Christine Razanamahasoa: Délogée soudainement de son domicile !

Publié le 07 avril 2018

Hier, vers six heures du matin, des éléments de l’Emmo-Reg accompagnés des huissiers de justice ont débarqué à la résidence du député d’Ambatofinandrahana et coordonnatrice nationale du groupe politique Mapar, Christine Razanamahasoa à Amparibe. A rappeler qu’elle avait occupé ce logement administratif depuis presque neuf ans, quand elle avait été nommée Ministre de la justice et garde des sceaux sous la Transition. D’après une source, la député a été déjà prévenue l’année dernière à propos de son cas puisqu’elle n’a plus le droit d’occuper cette maison en ce sens qu’elle ne dirige plus le ministère de la Justice, d’où  cette expulsion. Ils ont alors sorti sans hésitation  dans la cour et mis sur le trottoir les biens et matériels du député qui était encore en peignoir. Celle-ci qui déclare en sa défense n’avoir reçu aucune notification à fins d’expulsion qui aurait dû lui être parvenue préalablement et que c’est obligatoire.

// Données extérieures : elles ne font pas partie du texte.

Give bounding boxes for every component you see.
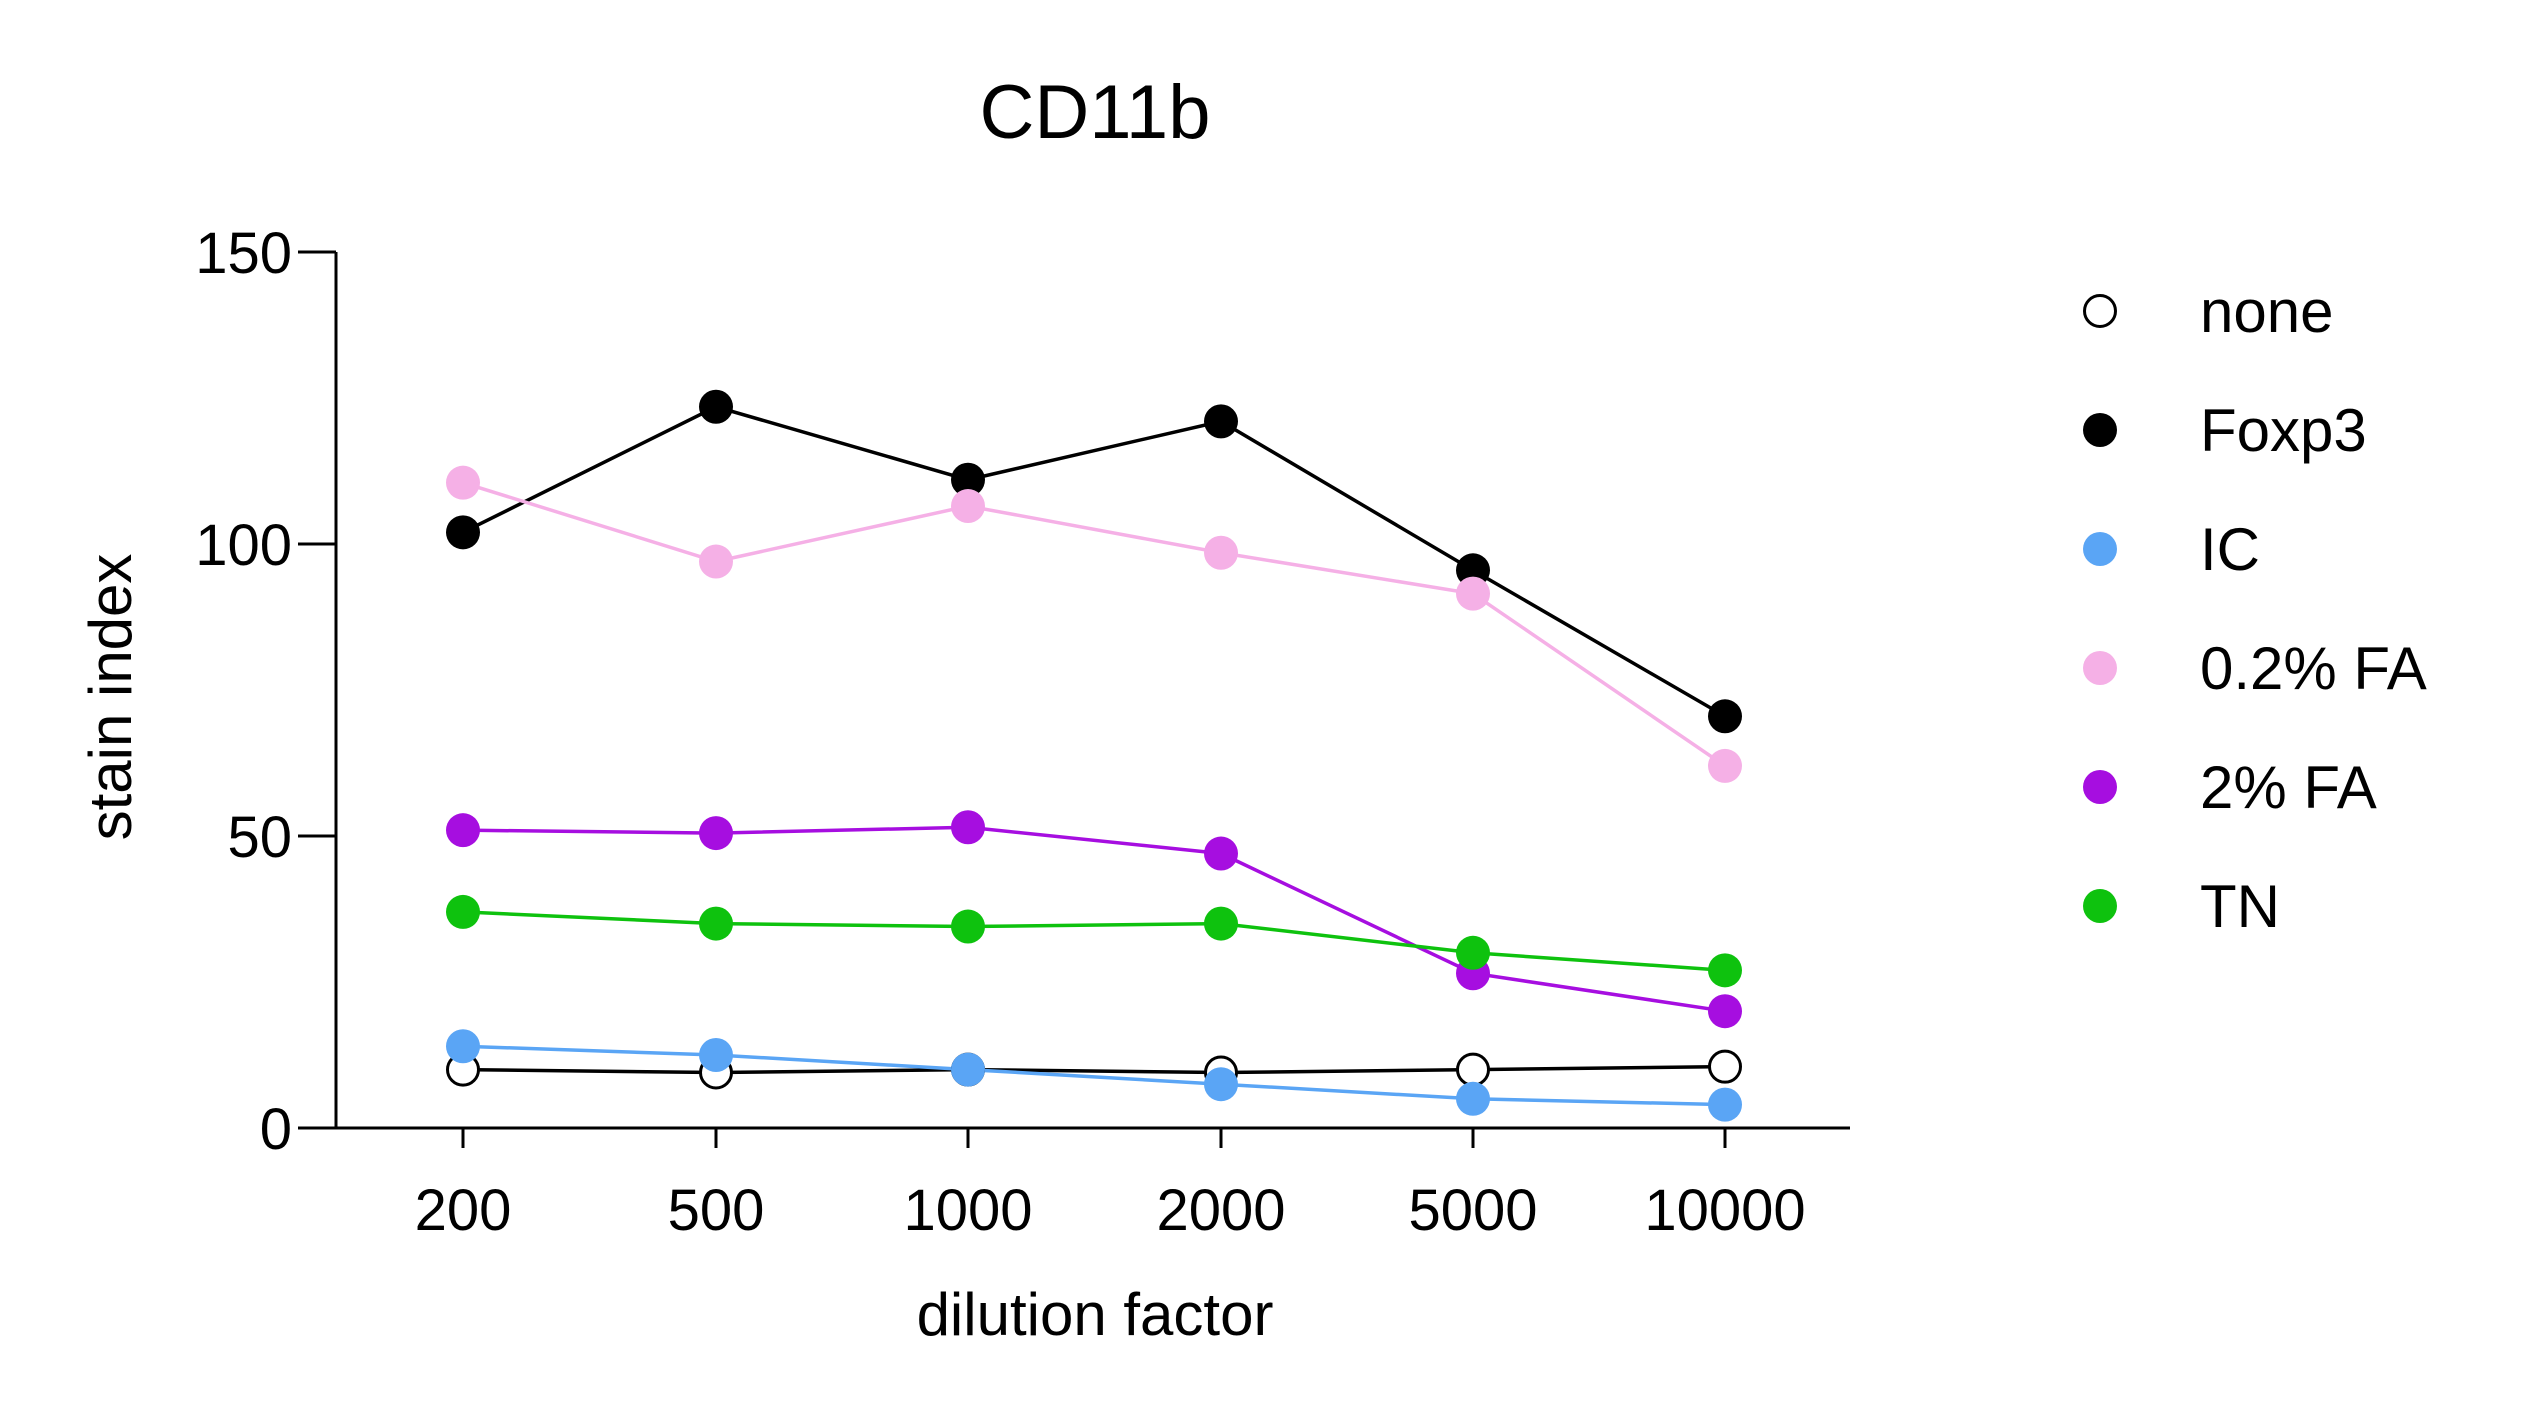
series-line — [462, 404, 1726, 718]
data-point — [1204, 535, 1238, 570]
x-tick-label: 500 — [668, 1178, 765, 1243]
series-lines — [462, 404, 1726, 1107]
series-line — [462, 1044, 1726, 1107]
legend-marker — [2083, 770, 2117, 804]
y-tick-label: 50 — [227, 805, 292, 870]
x-tick-label: 1000 — [903, 1178, 1032, 1243]
data-point — [1204, 836, 1238, 871]
chart-title: CD11b — [980, 70, 1211, 155]
x-axis-label: dilution factor — [917, 1281, 1274, 1348]
data-point — [951, 1052, 985, 1087]
x-tick-label: 200 — [415, 1178, 512, 1243]
x-tick-label: 2000 — [1156, 1178, 1285, 1243]
legend-label: none — [2200, 278, 2333, 345]
legend-label: 2% FA — [2200, 754, 2377, 821]
data-point — [446, 465, 480, 500]
data-point — [951, 810, 985, 845]
data-point — [951, 462, 985, 497]
data-point — [1204, 906, 1238, 941]
data-point — [699, 1038, 733, 1072]
data-point — [1456, 553, 1490, 588]
data-point — [1456, 935, 1490, 970]
y-tick-label: 0 — [260, 1097, 292, 1162]
data-point — [1456, 1052, 1490, 1087]
data-point — [1708, 748, 1742, 783]
data-point — [1708, 1049, 1742, 1084]
axes: 0 50 100 150 200 500 1000 2000 5000 10000 — [195, 221, 1850, 1243]
data-point — [1456, 1081, 1490, 1116]
data-point — [446, 813, 480, 848]
y-tick-label: 150 — [195, 221, 292, 286]
data-point — [699, 544, 733, 579]
data-point — [699, 816, 733, 851]
series-line — [462, 825, 1726, 1013]
legend-marker — [2083, 413, 2117, 447]
legend-marker — [2083, 532, 2117, 566]
series-line — [462, 481, 1726, 768]
data-point — [951, 489, 985, 524]
legend-marker — [2083, 651, 2117, 685]
legend-label: Foxp3 — [2200, 397, 2367, 464]
y-axis-label: stain index — [77, 554, 144, 841]
data-point — [1708, 953, 1742, 988]
legend-label: 0.2% FA — [2200, 635, 2427, 702]
series-line — [462, 910, 1726, 973]
data-point — [1708, 699, 1742, 734]
legend-marker — [2083, 889, 2117, 923]
data-point — [1708, 994, 1742, 1029]
series-line — [462, 1064, 1726, 1075]
x-tick-label: 5000 — [1408, 1178, 1537, 1243]
data-point — [446, 515, 480, 550]
series-points — [446, 389, 1742, 1122]
data-point — [446, 894, 480, 929]
data-point — [951, 909, 985, 944]
y-tick-label: 100 — [195, 513, 292, 578]
x-tick-label: 10000 — [1644, 1178, 1805, 1243]
legend-label: IC — [2200, 516, 2260, 583]
data-point — [1708, 1087, 1742, 1122]
data-point — [699, 906, 733, 941]
data-point — [446, 1029, 480, 1064]
legend: none Foxp3 IC 0.2% FA 2% FA TN — [2083, 278, 2427, 940]
data-point — [1456, 576, 1490, 611]
data-point — [699, 389, 733, 424]
data-point — [1204, 1067, 1238, 1102]
legend-marker — [2083, 294, 2117, 328]
data-point — [1204, 404, 1238, 439]
legend-label: TN — [2200, 873, 2280, 940]
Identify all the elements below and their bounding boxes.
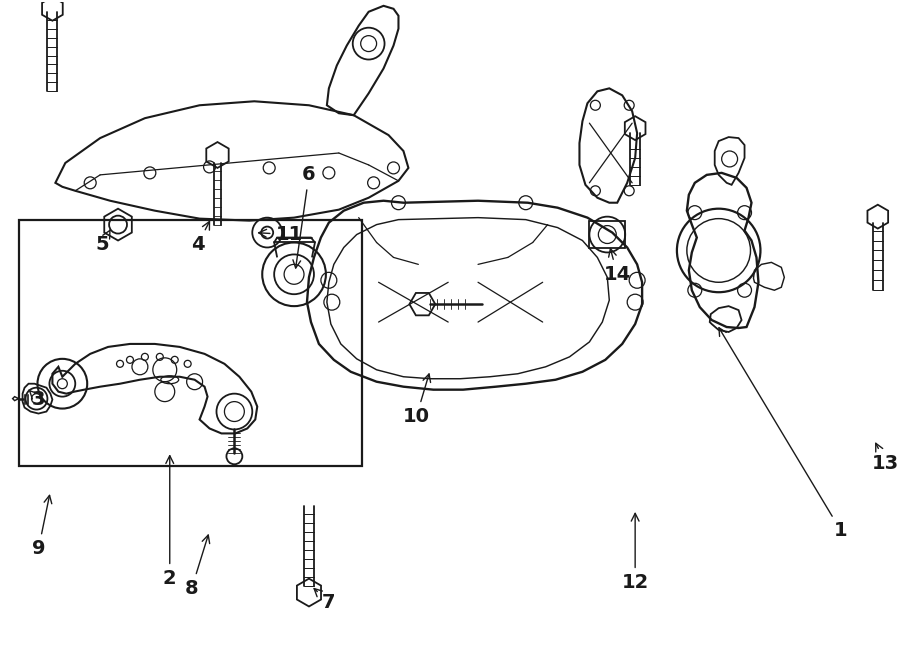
Text: 12: 12 [622,513,649,592]
Text: 14: 14 [604,249,631,284]
Text: 3: 3 [29,390,45,409]
Text: 7: 7 [314,589,336,612]
Bar [590,220,625,248]
Text: 6: 6 [292,166,316,268]
Text: 5: 5 [95,230,111,254]
Bar [19,220,362,466]
Text: 1: 1 [719,328,848,540]
Text: 4: 4 [191,222,210,254]
Text: 10: 10 [403,374,430,426]
Text: 9: 9 [32,495,52,558]
Text: 2: 2 [163,455,176,588]
Text: 11: 11 [258,225,302,244]
Text: 8: 8 [184,535,210,598]
Text: 13: 13 [872,444,899,473]
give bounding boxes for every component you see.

Peut-être bien que cette ancienne ministre n’a plus le droit d’être domicilie dans cette résidence appartenant à l’Etat, et cela donc depuis des années, une fois que le régime en place s’était installé, mais la question qui se pose est que pourquoi avoir attendu jusqu’à maintenant pour procéder à son expulsion ? A préciser que cette expulsion en question intervient juste au lendemain du dépôt des lettres de réserve auprès de la HCC et de doléances auprès du Bianco par les députés de l’opposition auxquels  Christine Razanamahasoa  avait  participé. Il y a donc là  une forte chance à croire que c’était vraiment la raison pour laquelle  l’Etat l’a expulsé de son domicile. Les députés et responsables politiques du Mapar sont venus pour exprimer leur solidarité en encourageant leur collègue en ce moment difficile. La député Christine Razanamahasoa a alors subi à son tour l’expulsion qu’elle aussi avait fait à l’encontre de l’ancienne ministre de la justice, Bakolalao Ramanandraibe en 2009 dans ce même logement administratif, juste une semaine après sa prise de fonction, l’histoire se poursuit toujours.